One year ago today, on my lunch break, I received a phone call that turned my little 2 person family's whole life upset down. There were twin little boys who needed a home. And they needed a home right then. Not the next day, not a week from then...that day. So, after a quick call to my husband and a small panic attack we were on our way to DSS to become foster parents for the first time. I remember thinking the whole way there, "what are we doing??" and "I'm so not ready for this..."
We were led into a small room where I'll never forget the moment I saw these two little boys, sound asleep with their heads on the table and clearly exhausted. One was in clothes far too small and the other was clothed only in a bathing suit and flip flops that DSS had given to him. One of them had obviously wet his pants. Poor things. We led them to our car and buckled them in and didn't hear a single word of protest, not a single cry, not a single question of "where are we going?" As much as my life was about to change, so was theirs.
The ride home was sort of surreal. They boys were quite...obviously confused. My mind was racing in 100 different directions. The boys came with nothing and we had nothing for kids at home. Obviously, a trip to Walmart was in order. But, since we had no idea how long they would be with us, do we buy them just a few items? Or, do we plan for an extended stay? What size do they wear? Are they going to be picky about clothes? Are they potty trained? What do they like to eat? This instant parenthood was no joke. There is no learning curve. We were thrown headfirst into it with no experience whatsoever.
I remember that they didn't talk much at first. Not that we could understand them anyways, their speech was so incredibly delayed. However, the words we could understand from them made me sick to my stomach. These kids didn't know their colors, animals, animal sounds...but they sure did know their 4 letter words. I remember in those first few months gently reminding people that these are not actually my kids...honestly I was embarrassed by their language and behavior. But, I quickly learned that there are always going to be people who judge you, not matter what the situation and honestly that's ok. I have much better things to think about than who is going to think what of me. And I'm very happy to report that the boys are different kids now. Their behavior (while by no means perfect) is so much better and they are learning new things every single day.
But anyways, like I have said before in my blog, the first months were tough. They were exhausting, heartbreaking, and honestly overwhelming for me. I cannot even begin to describe the challenges we have faced but I can tell you that God is so faithful. He has seen us through every hard time and all the tears that have been shed- by both us and the boys.

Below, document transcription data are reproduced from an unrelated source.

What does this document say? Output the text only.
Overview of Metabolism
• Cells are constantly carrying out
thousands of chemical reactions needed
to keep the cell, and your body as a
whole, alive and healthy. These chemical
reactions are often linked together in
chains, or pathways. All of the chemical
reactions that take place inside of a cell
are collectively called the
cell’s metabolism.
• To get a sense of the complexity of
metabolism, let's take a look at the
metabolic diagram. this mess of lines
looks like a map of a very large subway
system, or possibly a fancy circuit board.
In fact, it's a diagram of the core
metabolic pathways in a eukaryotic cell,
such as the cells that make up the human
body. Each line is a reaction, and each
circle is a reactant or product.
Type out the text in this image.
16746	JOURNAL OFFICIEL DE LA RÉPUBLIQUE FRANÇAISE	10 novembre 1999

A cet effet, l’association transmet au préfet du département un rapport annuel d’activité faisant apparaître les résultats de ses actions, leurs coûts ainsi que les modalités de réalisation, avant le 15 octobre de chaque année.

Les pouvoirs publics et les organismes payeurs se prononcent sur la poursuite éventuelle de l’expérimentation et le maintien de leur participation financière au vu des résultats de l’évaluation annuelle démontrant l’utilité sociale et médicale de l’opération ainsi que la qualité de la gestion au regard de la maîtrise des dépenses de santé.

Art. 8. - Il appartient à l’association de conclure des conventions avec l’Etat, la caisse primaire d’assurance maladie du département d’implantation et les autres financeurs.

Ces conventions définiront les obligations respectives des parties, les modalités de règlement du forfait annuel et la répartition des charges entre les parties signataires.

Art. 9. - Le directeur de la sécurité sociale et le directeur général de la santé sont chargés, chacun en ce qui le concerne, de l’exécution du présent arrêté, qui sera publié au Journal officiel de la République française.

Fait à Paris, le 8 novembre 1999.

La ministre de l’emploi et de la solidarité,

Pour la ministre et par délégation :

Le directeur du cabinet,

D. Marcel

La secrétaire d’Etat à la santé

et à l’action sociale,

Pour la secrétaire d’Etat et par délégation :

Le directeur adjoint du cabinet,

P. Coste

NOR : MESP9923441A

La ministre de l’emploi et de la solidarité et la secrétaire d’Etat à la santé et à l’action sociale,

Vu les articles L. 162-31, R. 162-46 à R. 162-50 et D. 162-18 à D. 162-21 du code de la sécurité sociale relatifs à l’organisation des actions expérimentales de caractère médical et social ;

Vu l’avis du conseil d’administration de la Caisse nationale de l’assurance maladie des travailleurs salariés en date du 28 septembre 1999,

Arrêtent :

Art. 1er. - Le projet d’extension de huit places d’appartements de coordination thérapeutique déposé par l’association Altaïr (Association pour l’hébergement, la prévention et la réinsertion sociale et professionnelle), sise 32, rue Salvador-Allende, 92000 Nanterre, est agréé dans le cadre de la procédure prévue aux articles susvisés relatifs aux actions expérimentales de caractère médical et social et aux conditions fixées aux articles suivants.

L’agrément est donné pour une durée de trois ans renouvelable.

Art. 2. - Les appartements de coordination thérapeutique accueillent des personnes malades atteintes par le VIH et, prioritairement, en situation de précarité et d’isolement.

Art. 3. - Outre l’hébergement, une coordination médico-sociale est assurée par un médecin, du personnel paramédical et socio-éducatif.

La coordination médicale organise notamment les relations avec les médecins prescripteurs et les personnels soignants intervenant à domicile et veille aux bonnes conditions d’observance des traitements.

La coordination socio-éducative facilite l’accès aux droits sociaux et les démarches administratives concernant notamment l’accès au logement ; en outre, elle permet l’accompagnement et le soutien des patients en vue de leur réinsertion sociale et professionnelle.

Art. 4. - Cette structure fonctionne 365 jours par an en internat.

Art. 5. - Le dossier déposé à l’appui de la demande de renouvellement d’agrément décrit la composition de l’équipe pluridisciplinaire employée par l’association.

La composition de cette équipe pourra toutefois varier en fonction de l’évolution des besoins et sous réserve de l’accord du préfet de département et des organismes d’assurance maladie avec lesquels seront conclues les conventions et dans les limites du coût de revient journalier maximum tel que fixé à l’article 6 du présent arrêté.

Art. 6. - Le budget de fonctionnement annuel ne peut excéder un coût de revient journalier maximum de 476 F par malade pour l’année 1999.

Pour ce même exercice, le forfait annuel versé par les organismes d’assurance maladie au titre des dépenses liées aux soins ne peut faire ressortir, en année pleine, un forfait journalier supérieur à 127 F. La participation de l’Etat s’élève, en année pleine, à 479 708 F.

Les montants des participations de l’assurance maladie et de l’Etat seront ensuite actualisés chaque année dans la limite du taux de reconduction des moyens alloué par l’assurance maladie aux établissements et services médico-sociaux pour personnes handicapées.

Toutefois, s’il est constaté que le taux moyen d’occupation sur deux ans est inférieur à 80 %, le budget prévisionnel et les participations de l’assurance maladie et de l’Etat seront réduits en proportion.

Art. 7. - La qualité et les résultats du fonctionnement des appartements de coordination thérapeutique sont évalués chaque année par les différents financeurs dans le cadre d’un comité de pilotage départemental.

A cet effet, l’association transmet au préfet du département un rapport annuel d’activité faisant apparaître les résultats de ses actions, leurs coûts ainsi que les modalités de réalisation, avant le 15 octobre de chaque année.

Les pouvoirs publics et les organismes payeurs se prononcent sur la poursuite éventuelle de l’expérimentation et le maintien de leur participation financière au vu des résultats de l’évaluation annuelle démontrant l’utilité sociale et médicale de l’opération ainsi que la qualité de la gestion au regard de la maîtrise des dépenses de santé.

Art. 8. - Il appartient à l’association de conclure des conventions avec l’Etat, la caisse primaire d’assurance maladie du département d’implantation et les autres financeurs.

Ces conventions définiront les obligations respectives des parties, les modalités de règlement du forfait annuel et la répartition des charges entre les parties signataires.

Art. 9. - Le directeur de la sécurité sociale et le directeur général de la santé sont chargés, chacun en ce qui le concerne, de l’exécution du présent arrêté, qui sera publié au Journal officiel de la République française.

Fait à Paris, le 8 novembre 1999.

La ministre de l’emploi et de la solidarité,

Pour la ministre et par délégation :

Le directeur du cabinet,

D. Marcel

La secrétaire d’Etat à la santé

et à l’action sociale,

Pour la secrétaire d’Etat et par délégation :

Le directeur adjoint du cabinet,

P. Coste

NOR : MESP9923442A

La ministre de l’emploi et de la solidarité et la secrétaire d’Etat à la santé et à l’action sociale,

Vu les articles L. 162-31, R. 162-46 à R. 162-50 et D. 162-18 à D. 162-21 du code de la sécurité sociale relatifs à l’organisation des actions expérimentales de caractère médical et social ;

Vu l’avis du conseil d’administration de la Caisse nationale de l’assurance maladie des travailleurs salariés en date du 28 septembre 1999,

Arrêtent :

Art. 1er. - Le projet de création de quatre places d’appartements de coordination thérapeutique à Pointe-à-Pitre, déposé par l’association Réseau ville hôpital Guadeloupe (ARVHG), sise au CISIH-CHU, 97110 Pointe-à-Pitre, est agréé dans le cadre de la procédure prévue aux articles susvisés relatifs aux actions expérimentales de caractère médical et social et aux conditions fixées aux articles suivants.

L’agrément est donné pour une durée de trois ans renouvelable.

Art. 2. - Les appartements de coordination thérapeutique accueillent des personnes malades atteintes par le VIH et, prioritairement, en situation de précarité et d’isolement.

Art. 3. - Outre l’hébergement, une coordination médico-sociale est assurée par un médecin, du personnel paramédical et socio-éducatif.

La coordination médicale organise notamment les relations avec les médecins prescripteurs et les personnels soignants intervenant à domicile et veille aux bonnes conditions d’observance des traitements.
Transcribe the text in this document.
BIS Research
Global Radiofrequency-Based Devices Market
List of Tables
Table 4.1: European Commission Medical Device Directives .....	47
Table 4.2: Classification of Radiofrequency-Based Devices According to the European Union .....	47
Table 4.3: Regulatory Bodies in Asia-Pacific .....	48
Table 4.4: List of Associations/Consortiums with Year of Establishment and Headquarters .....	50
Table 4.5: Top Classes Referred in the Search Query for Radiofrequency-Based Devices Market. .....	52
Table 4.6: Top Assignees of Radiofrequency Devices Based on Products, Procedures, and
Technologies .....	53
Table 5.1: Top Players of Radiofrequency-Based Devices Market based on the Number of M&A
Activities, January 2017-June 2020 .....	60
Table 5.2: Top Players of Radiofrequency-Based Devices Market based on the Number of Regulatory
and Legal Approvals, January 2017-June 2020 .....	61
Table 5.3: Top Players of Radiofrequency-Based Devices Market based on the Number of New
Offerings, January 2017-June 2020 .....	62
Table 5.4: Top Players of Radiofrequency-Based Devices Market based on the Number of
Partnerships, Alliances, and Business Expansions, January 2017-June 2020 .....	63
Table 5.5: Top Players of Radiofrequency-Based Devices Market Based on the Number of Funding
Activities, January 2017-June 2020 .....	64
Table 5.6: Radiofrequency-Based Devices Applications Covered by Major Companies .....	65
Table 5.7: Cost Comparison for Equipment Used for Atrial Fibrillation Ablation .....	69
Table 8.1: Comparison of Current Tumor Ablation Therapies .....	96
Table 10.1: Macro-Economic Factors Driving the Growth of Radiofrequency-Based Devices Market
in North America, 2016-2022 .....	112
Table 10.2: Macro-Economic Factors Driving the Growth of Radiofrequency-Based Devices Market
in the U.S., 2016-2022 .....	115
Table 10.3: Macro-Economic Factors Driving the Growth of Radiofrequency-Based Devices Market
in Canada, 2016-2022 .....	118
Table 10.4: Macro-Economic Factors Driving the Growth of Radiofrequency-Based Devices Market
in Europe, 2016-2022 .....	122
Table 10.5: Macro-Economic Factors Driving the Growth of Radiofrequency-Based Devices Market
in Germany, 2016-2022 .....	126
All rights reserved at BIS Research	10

One year later I can assure you that we have fallen in love with two little boys. No matter how long they are with us, we will be thankful for the time we have had with them. They have come such a long way behaviorally, socially, academically, and in other ways I can't even begin to articulate. And at night, when they say their prayers, I am reminded that no matter where or with who they grow up, they have been introduced to Jesus. And I pray that's a relationship that never ends!